The grad values are typically larger for the tokens that occur more often (1 and 5 v 2 and 6) and zero for those that don’t appear (3, 4) and 0 for `padding_idx=0`

.

```
embed_pyt.weight.grad
```

```
tensor([[0.0000],
[0.0380],
[0.0080],
[0.0000],
[0.0000],
[0.0398],
[0.0347]])
```

`mask_zero`

in TensorFlow

This parameter serves a similar purpose to `padding_idx`

above

mask_zero: Boolean, whether or not the input value 0 is a special “padding” value that should be masked out. This is useful when using recurrent layers which may take variable length input. If this is True, then all subsequent layers in the model need to support masking or an exception will be raised. If mask_zero is set to True, as a consequence, index 0 cannot be used in the vocabulary (input_dim should equal size of vocabulary + 1).

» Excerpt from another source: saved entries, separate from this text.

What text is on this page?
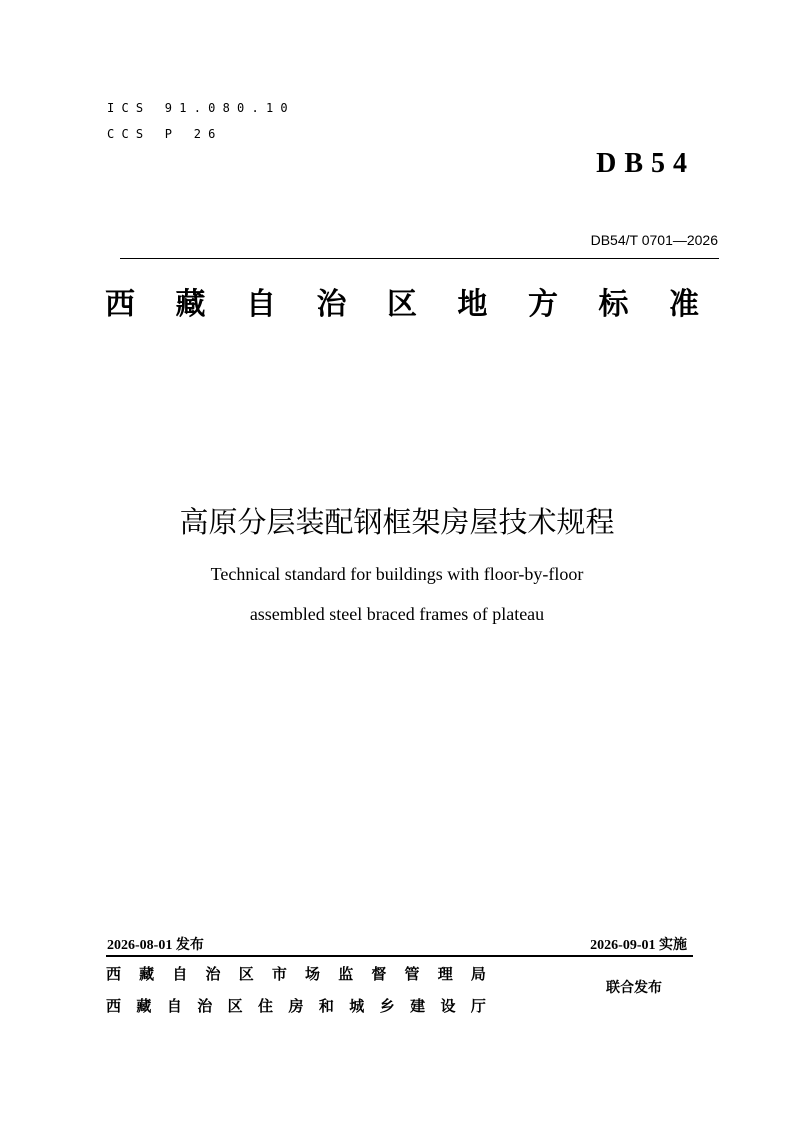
I C S   9 1 . 0 8 0 . 1 0
C C S   P   2 6
DB54
DB54/T 0701—2026
西 藏 自 治 区 地 方 标 准
高原分层装配钢框架房屋技术规程
Technical standard for buildings with floor-by-floor
assembled steel braced frames of plateau
2026-08-01 发布	2026-09-01 实施
西 藏 自 治 区 市 场 监 督 管 理 局
西 藏 自 治 区 住 房 和 城 乡 建 设 厅
联合发布
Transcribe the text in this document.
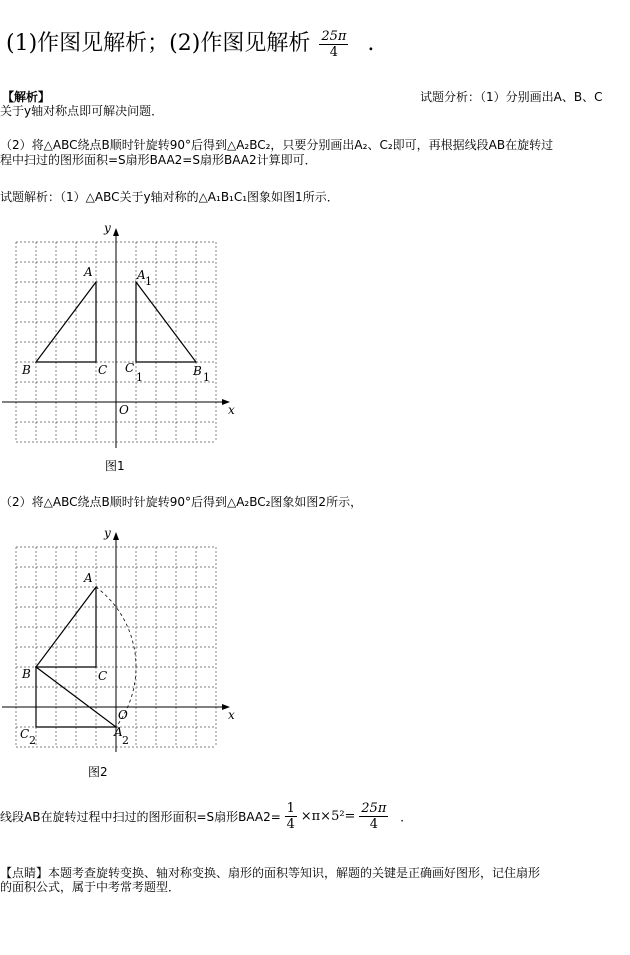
(1)作图见解析；(2)作图见解析 $\frac{25\pi}{4}$ .
【解析】	试题分析：（1）分别画出A、B、C
关于y轴对称点即可解决问题．
（2）将△ABC绕点B顺时针旋转90°后得到△A₂BC₂，只要分别画出A₂、C₂即可，再根据线段AB在旋转过
程中扫过的图形面积=S扇形BAA2=S扇形BAA2计算即可．
试题解析：（1）△ABC关于y轴对称的△A₁B₁C₁图象如图1所示．
y
x
O
A
B	C
A 1
C
1	B 1
图1
（2）将△ABC绕点B顺时针旋转90°后得到△A₂BC₂图象如图2所示，
y
x
O
A
B	C
C 2
A
2
图2
线段AB在旋转过程中扫过的图形面积=S扇形$BAA2= \frac{1}{4} \times\pi\times 5^2= \frac{25\pi}{4}$ ．
【点睛】本题考查旋转变换、轴对称变换、扇形的面积等知识，解题的关键是正确画好图形，记住扇形
的面积公式，属于中考常考题型．
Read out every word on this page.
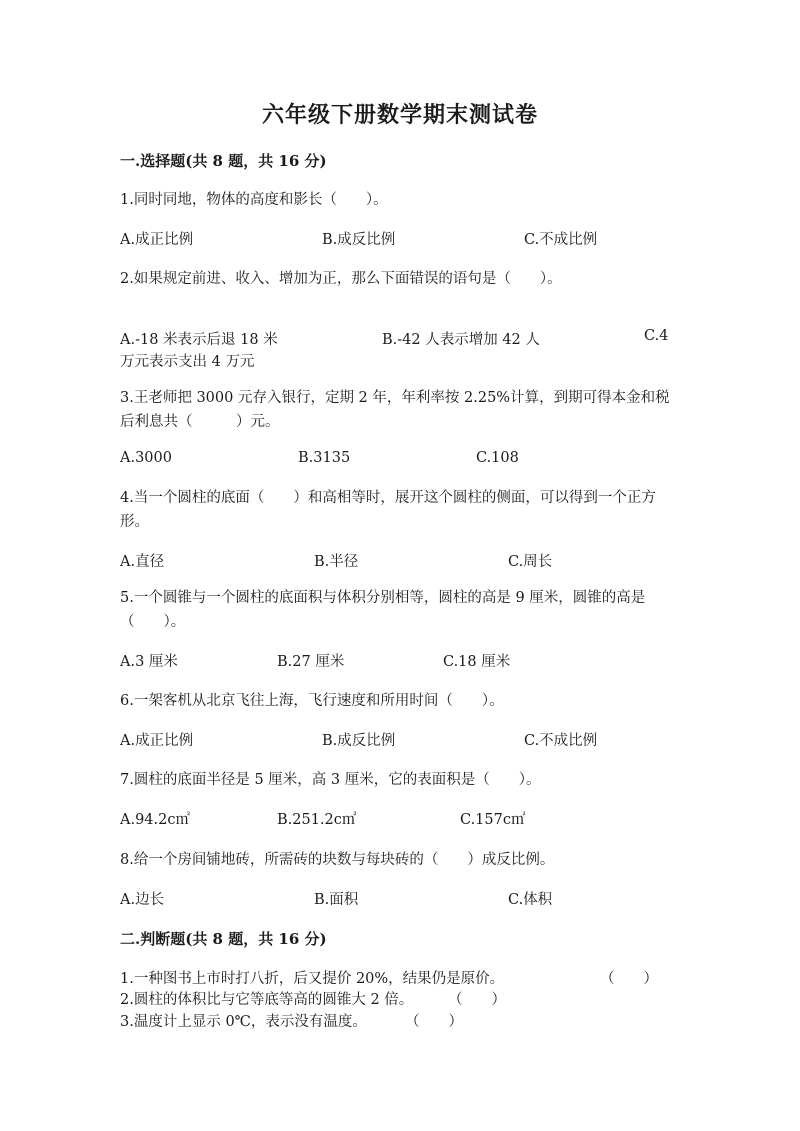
六年级下册数学期末测试卷
一.选择题(共 8 题，共 16 分)
1.同时同地，物体的高度和影长（　　）。
A.成正比例	B.成反比例	C.不成比例
2.如果规定前进、收入、增加为正，那么下面错误的语句是（　　）。
A.-18 米表示后退 18 米	B.-42 人表示增加 42 人	C.4
万元表示支出 4 万元
3.王老师把 3000 元存入银行，定期 2 年，年利率按 2.25%计算，到期可得本金和税后利息共（　　　）元。
A.3000	B.3135	C.108
4.当一个圆柱的底面（　　）和高相等时，展开这个圆柱的侧面，可以得到一个正方形。
A.直径	B.半径	C.周长
5.一个圆锥与一个圆柱的底面积与体积分别相等，圆柱的高是 9 厘米，圆锥的高是（　　）。
A.3 厘米	B.27 厘米	C.18 厘米
6.一架客机从北京飞往上海，飞行速度和所用时间（　　）。
A.成正比例	B.成反比例	C.不成比例
7.圆柱的底面半径是 5 厘米，高 3 厘米，它的表面积是（　　）。
A.94.2c㎡	B.251.2c㎡	C.157c㎡
8.给一个房间铺地砖，所需砖的块数与每块砖的（　　）成反比例。
A.边长	B.面积	C.体积
二.判断题(共 8 题，共 16 分)
1.一种图书上市时打八折，后又提价 20%，结果仍是原价。	（　　）
2.圆柱的体积比与它等底等高的圆锥大 2 倍。 （　　）
3.温度计上显示 0℃，表示没有温度。	（　　）
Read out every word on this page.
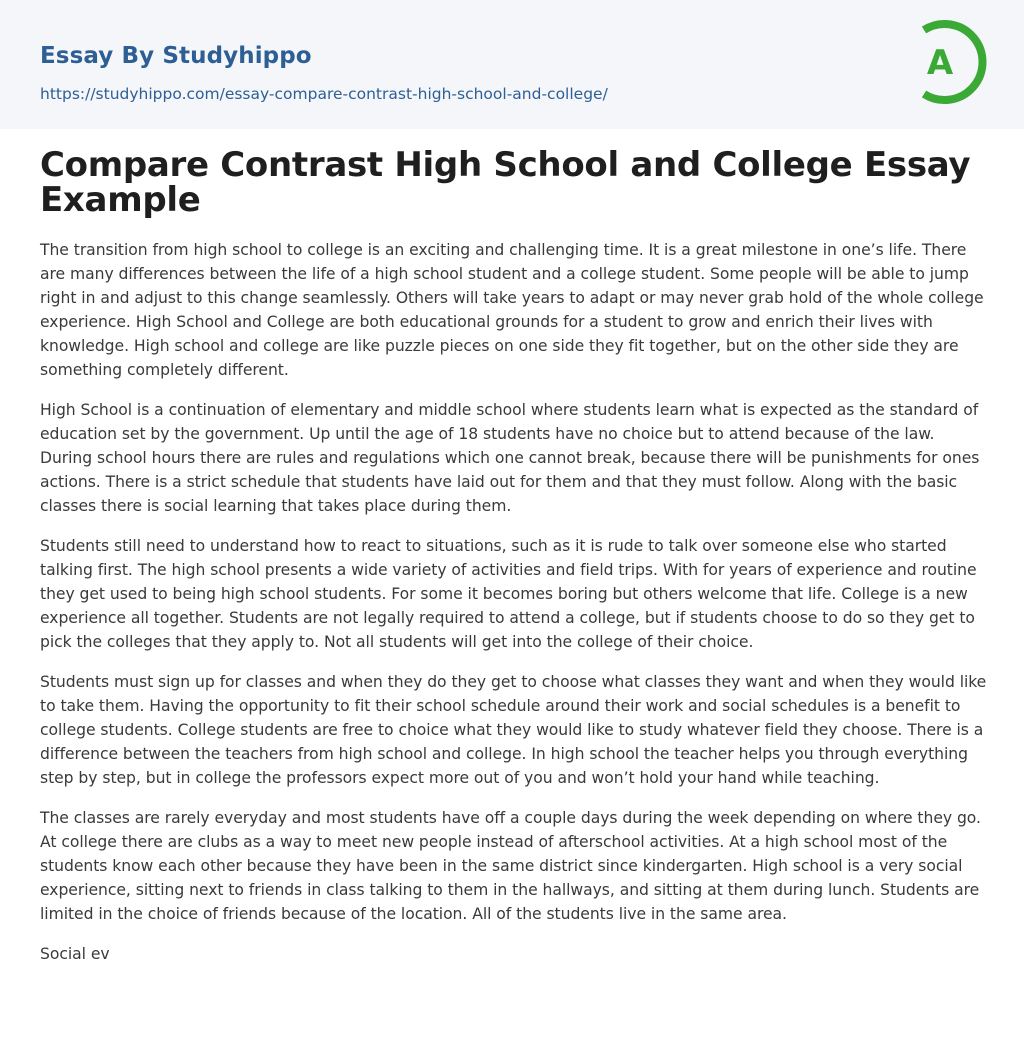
Essay By Studyhippo
https://studyhippo.com/essay-compare-contrast-high-school-and-college/
A
Compare Contrast High School and College Essay Example

The transition from high school to college is an exciting and challenging time. It is a great milestone in one’s life. There are many differences between the life of a high school student and a college student. Some people will be able to jump right in and adjust to this change seamlessly. Others will take years to adapt or may never grab hold of the whole college experience. High School and College are both educational grounds for a student to grow and enrich their lives with knowledge. High school and college are like puzzle pieces on one side they fit together, but on the other side they are something completely different.

High School is a continuation of elementary and middle school where students learn what is expected as the standard of education set by the government. Up until the age of 18 students have no choice but to attend because of the law. During school hours there are rules and regulations which one cannot break, because there will be punishments for ones actions. There is a strict schedule that students have laid out for them and that they must follow. Along with the basic classes there is social learning that takes place during them.

Students still need to understand how to react to situations, such as it is rude to talk over someone else who started talking first. The high school presents a wide variety of activities and field trips. With for years of experience and routine they get used to being high school students. For some it becomes boring but others welcome that life. College is a new experience all together. Students are not legally required to attend a college, but if students choose to do so they get to pick the colleges that they apply to. Not all students will get into the college of their choice.

Students must sign up for classes and when they do they get to choose what classes they want and when they would like to take them. Having the opportunity to fit their school schedule around their work and social schedules is a benefit to college students. College students are free to choice what they would like to study whatever field they choose. There is a difference between the teachers from high school and college. In high school the teacher helps you through everything step by step, but in college the professors expect more out of you and won’t hold your hand while teaching.

The classes are rarely everyday and most students have off a couple days during the week depending on where they go. At college there are clubs as a way to meet new people instead of afterschool activities. At a high school most of the students know each other because they have been in the same district since kindergarten. High school is a very social experience, sitting next to friends in class talking to them in the hallways, and sitting at them during lunch. Students are limited in the choice of friends because of the location. All of the students live in the same area.

Social ev
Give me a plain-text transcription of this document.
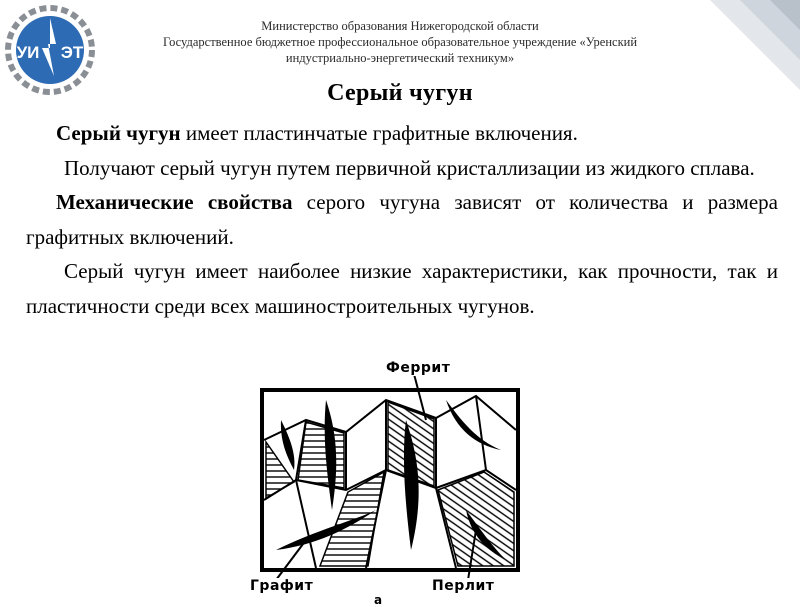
УИ ЭТ
Министерство образования Нижегородской области
Государственное бюджетное профессиональное образовательное учреждение «Уренский
индустриально-энергетический техникум»
Серый чугун

Серый чугун имеет пластинчатые графитные включения.

Получают серый чугун путем первичной кристаллизации из жидкого сплава.

Механические свойства серого чугуна зависят от количества и размера графитных включений.

Серый чугун имеет наиболее низкие характеристики, как прочности, так и пластичности среди всех машиностроительных чугунов.

Феррит
Графит	Перлит
а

However it works differently. It won’t affect the output of the embedding layer. Instead it will return a tensor that can be used for blocking the pad positions in subsequent layers.

First let us construct a similar model in TensorFlow reusing the input from before

```
embed_tf = tf.keras.layers.Embedding(embed_size, 1, mask_zero=True)
inp_tf = tf.convert_to_tensor(arr)
```

Now we will create simpled masked wrapper for `Dense`

the equivalent of `Linear`

in PyTorch.

```
class MaskedDense(tf.keras.layers.Dense):
def call(self, inputs, mask=None):
if mask is not None:
return super(MaskedDense, self).call(inputs * tf.cast(mask[..., None], tf.float32))
return super(MaskedDense, self).call(inputs)
lin_tf = MaskedDense(1, use_bias=False, kernel_initializer=
tf.constant_initializer(lin_pyt.weight.detach().numpy()))
```

Now get the outputs and gradients

```
with tf.GradientTape() as tape:
z = lin_tf(embed_tf(inp_tf))
z2 = tf.reduce_sum(z * weight.numpy())
grad = tape.gradient(z2, embed_tf.trainable_variables[0])
```

Note that the **weights** here are **not** zero for the padding index of 0.

```
embed_tf.weights[0]
```

```
<tf.Variable 'embedding/embeddings:0' shape=(7, 1) dtype=float32, numpy=
array([[ 0.01041734],
[ 0.04714436],
[ 0.04238981],
[ 0.01394412],
[ 0.00850029],
[-0.0347899 ],
[ 0.00357641]], dtype=float32)>
```

What about the gradients?

```
grad
```

```
<tensorflow.python.framework.indexed_slices.IndexedSlices at 0x7fd851f25dc0>
```

The gradient for `Embedding`

is an instance of IndexedSlices so we need to reconstruct tensor from it.

```
tf.scatter_nd(grad.indices[:, None], grad.values, tf.cast(grad.dense_shape, tf.int64))
```

```
<tf.Tensor: shape=(7, 1), dtype=float32, numpy=
array([[0. ],
[0.03796878],
[0.00800363],
[0. ],
[0. ],
[0.03977239],
[0.03467343]], dtype=float32)>
```

As expected the **gradient** for 0 **does** have a value of zero.